“嘶——”
痛!
好痛!
楚清歌撫着頭,整個腦袋呈現出一種難以控制的眩暈狀態。
好半天,她纔回過神來,意識到自己被人推了,腦袋撞在尖銳的東西上,導致大半個臉上都是血。
“誰!?”
竟敢推她!?
“給老孃等着律師函吧!”
她剛吼完,就意識到了不對勁。
怎麼回事!?
這是哪裏!?
破舊的木桌,瘸腿的凳子,漏風的窗戶,和一眼看上去,就像五六十年代的農村纔有的破泥牆......
這絕對不是她那個頂樓複式豪華公寓裏該出現的東西。
而且,她要是還在家中,又怎麼會被人襲擊。
她下意識的看了眼舊木桌上的油燈,又順着光亮看向對面站着的人,當即就吼了出來——
……
楚清歌宕機了......
陸司銘......
好吧,陸大總裁也好不到哪裏去,眼前的狀況除了匪夷所思,就是匪夷所思。
陸司銘其實在意識清醒的那瞬一間,就想到了無數可能,比如陸家老夫人不願意他和楚清歌離婚。

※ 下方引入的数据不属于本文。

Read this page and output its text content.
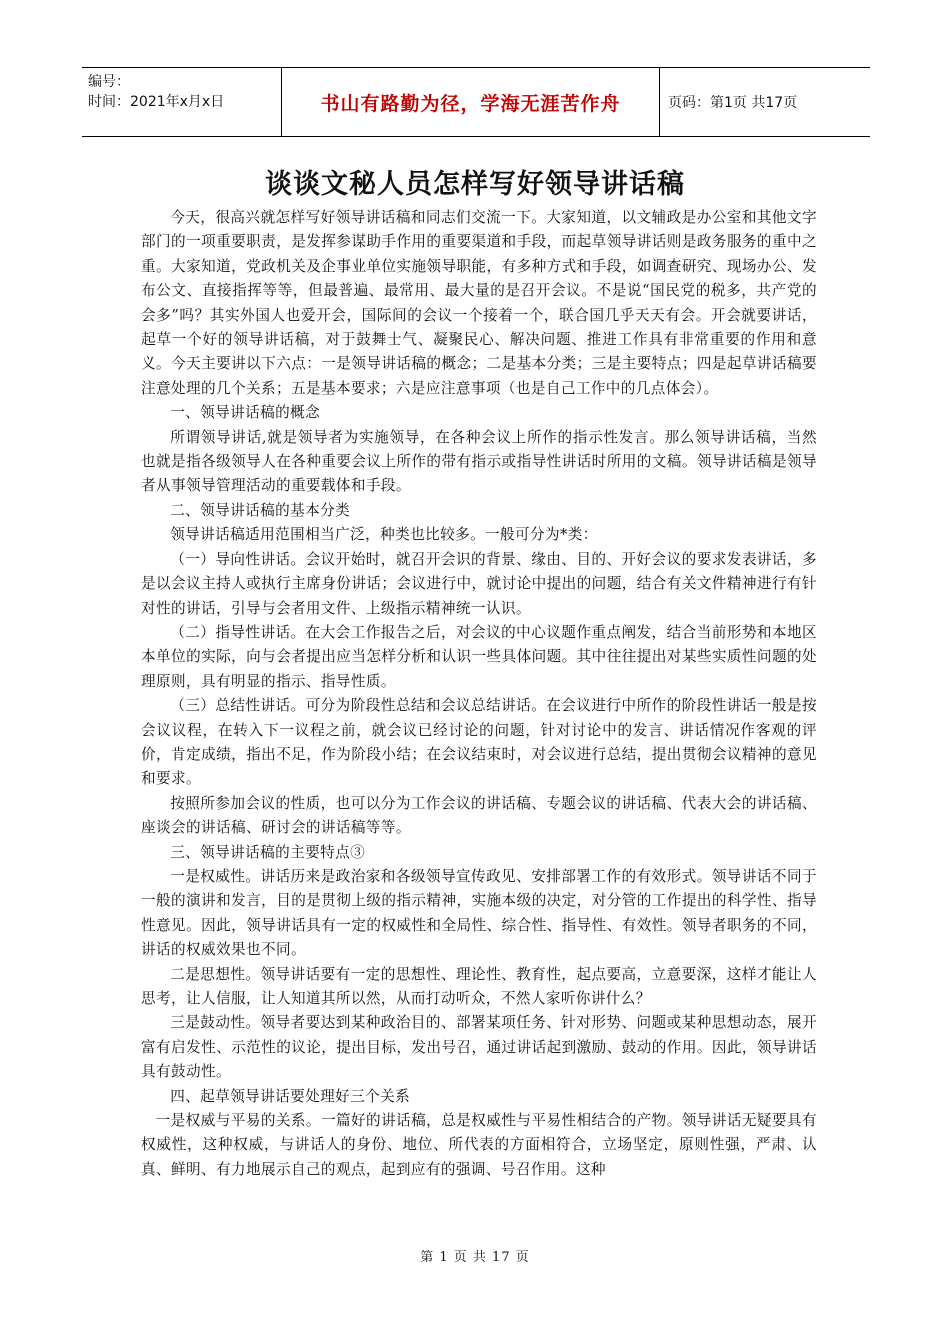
编号：
时间：2021年x月x日	书山有路勤为径，学海无涯苦作舟	页码：第1页 共17页
谈谈文秘人员怎样写好领导讲话稿

今天，很高兴就怎样写好领导讲话稿和同志们交流一下。大家知道，以文辅政是办公室和其他文字部门的一项重要职责，是发挥参谋助手作用的重要渠道和手段，而起草领导讲话则是政务服务的重中之重。大家知道，党政机关及企事业单位实施领导职能，有多种方式和手段，如调查研究、现场办公、发布公文、直接指挥等等，但最普遍、最常用、最大量的是召开会议。不是说“国民党的税多，共产党的会多”吗？其实外国人也爱开会，国际间的会议一个接着一个，联合国几乎天天有会。开会就要讲话，起草一个好的领导讲话稿，对于鼓舞士气、凝聚民心、解决问题、推进工作具有非常重要的作用和意义。今天主要讲以下六点：一是领导讲话稿的概念；二是基本分类；三是主要特点；四是起草讲话稿要注意处理的几个关系；五是基本要求；六是应注意事项（也是自己工作中的几点体会）。

一、领导讲话稿的概念

所谓领导讲话,就是领导者为实施领导，在各种会议上所作的指示性发言。那么领导讲话稿，当然也就是指各级领导人在各种重要会议上所作的带有指示或指导性讲话时所用的文稿。领导讲话稿是领导者从事领导管理活动的重要载体和手段。

二、领导讲话稿的基本分类

领导讲话稿适用范围相当广泛，种类也比较多。一般可分为*类：

（一）导向性讲话。会议开始时，就召开会识的背景、缘由、目的、开好会议的要求发表讲话，多是以会议主持人或执行主席身份讲话；会议进行中，就讨论中提出的问题，结合有关文件精神进行有针对性的讲话，引导与会者用文件、上级指示精神统一认识。

（二）指导性讲话。在大会工作报告之后，对会议的中心议题作重点阐发，结合当前形势和本地区本单位的实际，向与会者提出应当怎样分析和认识一些具体问题。其中往往提出对某些实质性问题的处理原则，具有明显的指示、指导性质。

（三）总结性讲话。可分为阶段性总结和会议总结讲话。在会议进行中所作的阶段性讲话一般是按会议议程，在转入下一议程之前，就会议已经讨论的问题，针对讨论中的发言、讲话情况作客观的评价，肯定成绩，指出不足，作为阶段小结；在会议结束时，对会议进行总结，提出贯彻会议精神的意见和要求。

按照所参加会议的性质，也可以分为工作会议的讲话稿、专题会议的讲话稿、代表大会的讲话稿、座谈会的讲话稿、研讨会的讲话稿等等。

三、领导讲话稿的主要特点③

一是权威性。讲话历来是政治家和各级领导宣传政见、安排部署工作的有效形式。领导讲话不同于一般的演讲和发言，目的是贯彻上级的指示精神，实施本级的决定，对分管的工作提出的科学性、指导性意见。因此，领导讲话具有一定的权威性和全局性、综合性、指导性、有效性。领导者职务的不同，讲话的权威效果也不同。

二是思想性。领导讲话要有一定的思想性、理论性、教育性，起点要高，立意要深，这样才能让人思考，让人信服，让人知道其所以然，从而打动听众，不然人家听你讲什么？

三是鼓动性。领导者要达到某种政治目的、部署某项任务、针对形势、问题或某种思想动态，展开富有启发性、示范性的议论，提出目标，发出号召，通过讲话起到激励、鼓动的作用。因此，领导讲话具有鼓动性。

四、起草领导讲话要处理好三个关系

一是权威与平易的关系。一篇好的讲话稿，总是权威性与平易性相结合的产物。领导讲话无疑要具有权威性，这种权威，与讲话人的身份、地位、所代表的方面相符合，立场坚定，原则性强，严肃、认真、鲜明、有力地展示自己的观点，起到应有的强调、号召作用。这种

第 1 页 共 17 页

又或者是沈秋燕那個女人,在精神病院使手段......
然而,所有的可能被逐一排除後,就剩下了一個最不可能的可能......
他看向那兩個看上去還不到三歲的小糰子,準備套點信息,可兩個孩子不僅小,還明顯嚇壞了。
一個哭得上氣不接下氣,一個睜着大眼沒哭,然而強撐着不哭的隱忍小臉蛋,卻比哭還惹人憐。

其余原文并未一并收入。